Fern flücht' ich euren Spuren:
Als Eremit, als Fremdling
Weil' ich auf Heimatfluren,
Und seh' des Lebens Frühling so verstreichen.
Der Tag, der eben will dem Abend weichen,
Als Festtag pflegt ihn unser Ort zu feiern.
Horch, Glockenton, im reinen Blau zu hören,
Und ferne schallt von Weiler hin zu Weiler
Geknatter lustig aus metallnen Röhren;
In festlichen Gewändern
Verläßt des Ortes Jugend
Die Häuser, auf den Straßen froh zu schlendern;
Sie schaut und wird geschaut, und freut sich herzlich.

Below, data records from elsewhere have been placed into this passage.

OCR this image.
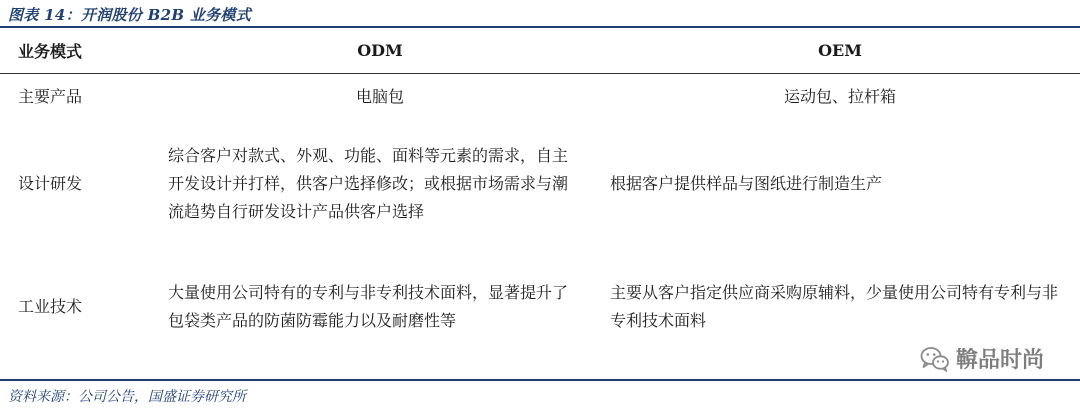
图表 14：开润股份 B2B 业务模式
业务模式	ODM	OEM
主要产品	电脑包	运动包、拉杆箱
设计研发	综合客户对款式、外观、功能、面料等元素的需求，自主开发设计并打样，供客户选择修改；或根据市场需求与潮流趋势自行研发设计产品供客户选择	根据客户提供样品与图纸进行制造生产
工业技术	大量使用公司特有的专利与非专利技术面料，显著提升了包袋类产品的防菌防霉能力以及耐磨性等	主要从客户指定供应商采购原辅料，少量使用公司特有专利与非专利技术面料
资料来源：公司公告，国盛证券研究所
鞥品时尚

Doch ich, zu wandeln lieb' ich
Hinaus ins Feld, ins fern entlegne, schmerzlich-
Bewegt, und Scherz und Freude stets verschieb' ich
Auf andre Zeit, und während sinnend schweifen
Die Blicke weithin, streifen
Mich zwischen Bergen dort die letzten Strahlen,
Die nach den schönsten Tagen
Doch auch entschwinden, gleich als wollten mahnend,
Wie schnell die schöne Jugend weicht, sie sagen!

Einsamer Vogel du! kommt einst der Abend
Des Lebenstags, den dir das Schicksal gönnte,
Dein Thun und Dasein, könnte
Dichs je gereu'n? Nein! Ein Geschenk der Mutter
Natur sind deine holden Lebensfreuden!
Mir aber, ist zu meiden
Mir nicht vergönnt die Schwelle
Des Alters, die verhaßte,
Spricht einst mein Aug' nicht mehr zu fremden Herzen,
Ist leer dem Blick die Welt, und kaum so helle
Die Zukunft als die Gegenwart: wie wird mir
Erscheinen dann mein Leben,
Mein zwecklos Thun, mein irdisches Geschicke?
Erfassen wird ein Grausen mich, und trostlos
Zurücke wenden werd' ich oft die Blicke!